A Burning Question

Laughter in reference to this topic would be found inappropriate by many, but I could not but laugh when I read LaShawn Barber’s recent tweet:

Say a Muslim cleric decided to burn BIBLES on 9/11, and the whole world went BALLISTIC. I’d probably die of a joy-induced heart attack.

Why would she have a heart attack? Well, I’m thinking that she would be joyfully surprised that so many people considered burning the Bible to be a horrible thing. You see, that’s not generally how it works. Remember when a number of Bibles were destroyed in Afghanistan? Here’s the story:

Bibles in Afghan languages sent to a U.S. soldier at a base in Afghanistan were confiscated and destroyed to ensure that troops did not breach regulations which forbid proselytizing, a military spokeswoman said.

The U.S. military has denied its soldiers tried to convert Afghans to Christianity, after Qatar-based Al Jazeera television showed soldiers at a bible class on a base with a stack of bibles translated into the local Pashto and Dari languages.

Do you remember how many Presbyterians and Baptists went on a worldwide protest/killing spree after this happened? Yeah. None.

Speaking as a Christian, I think I understand one reason for this lack of outrage.
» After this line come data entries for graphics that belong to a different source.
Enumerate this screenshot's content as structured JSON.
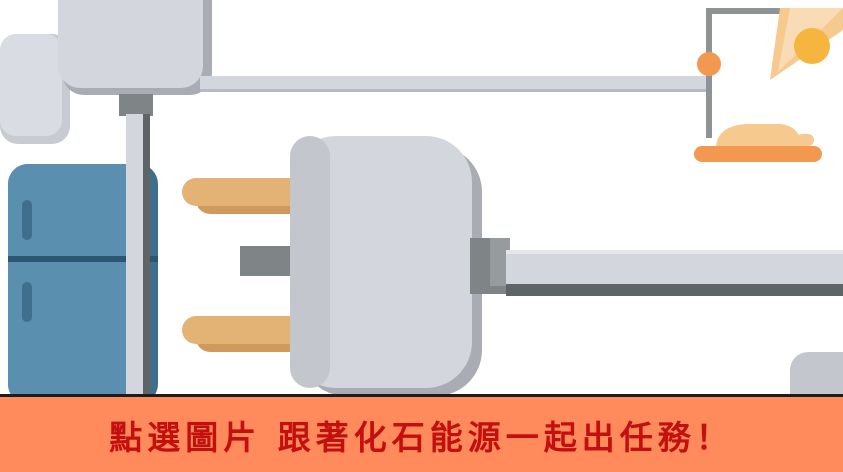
{
  "banner": {
    "text": "點選圖片 跟著化石能源一起出任務！"
  },
  "colors": {
    "banner_bg": "#ff8a5c",
    "banner_text": "#c40f0f",
    "plug_body": "#d3d6dd",
    "plug_shadow": "#a9acb3",
    "prong": "#e3b376",
    "fridge": "#5b8fb0",
    "lamp_accent": "#f3984f"
  },
  "illustration": {
    "objects": [
      "plug-icon",
      "refrigerator-icon",
      "lamp-icon",
      "power-cable"
    ]
  }
}
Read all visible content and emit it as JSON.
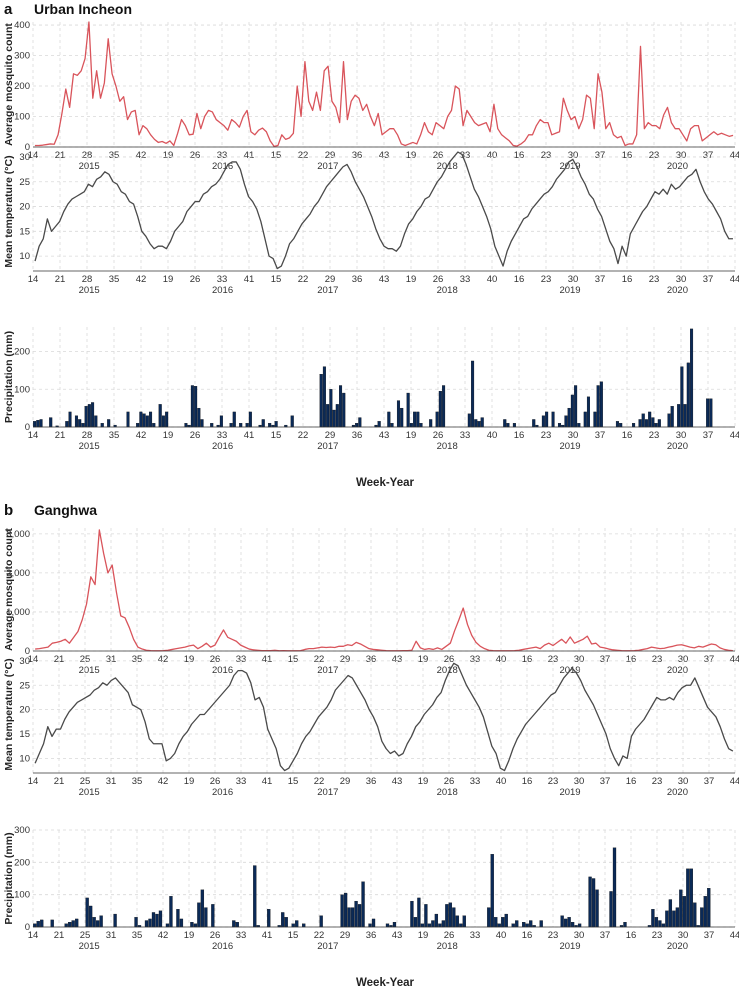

I do believe the Bible is a sacred book; however, I believe God to be entirely capable of protecting the Bible without my assistance. Am I made sad when Bibles are willfully destroyed? Sure. But that’s where it stops. The Bible is a physical representation of God’s word. The words themselves are “forever settled in heaven.” Suffice it to say that followers of Islam hold their book in a different regard–though many of them consider Korans which are not written in Arabic to be of lesser worth.

There is little question that the organization (I hesitate to call them a church, in the classic Christian sense) which is holding the book burning is doing so to draw attention to itself. Insofar as it is drawing attention to itself rather than God, the zeal is misguided. Paul, when he spoke to the Greeks, didn’t attack all of their false gods (of which there were many). Instead, he chose to redirect the attention of his audience to the true God. There is something to be said for understanding the context of the time and place in which one finds oneself.

That said, these people have a right under our First Amendment to do what they will with books they own. Those who would talk about book burnings and how this takes us back to (pick your totalitarian regime) are missing one very important point. Neither the state nor a state-sponsored group is responsible for this book burning. While we might consider these actions foolish, selfish and even hurtful to the cause of Christianity, they are choosing to destroy their own property.

I realize that you’ve probably seen the following rough statement/argument in several places, but it does bear repeating. If a group of people can be incensed against the citizens of a country of 300 million by the actions of 30 of that country’s citizens–actions which have been disavowed from the President on down) then we really should be reconsidering the use of the sobriquet “the religion of peace.”

The fact that there are so many thousands of stories, posts and conversations about this topic should allow us all to see that we are indeed at crucial point in our cultural development. In a society where we supposedly separate the state from the church, what in the world are we doing treating Islam with a level of sensitivity which has not been shown by our same officials to Christianity in more than a generation?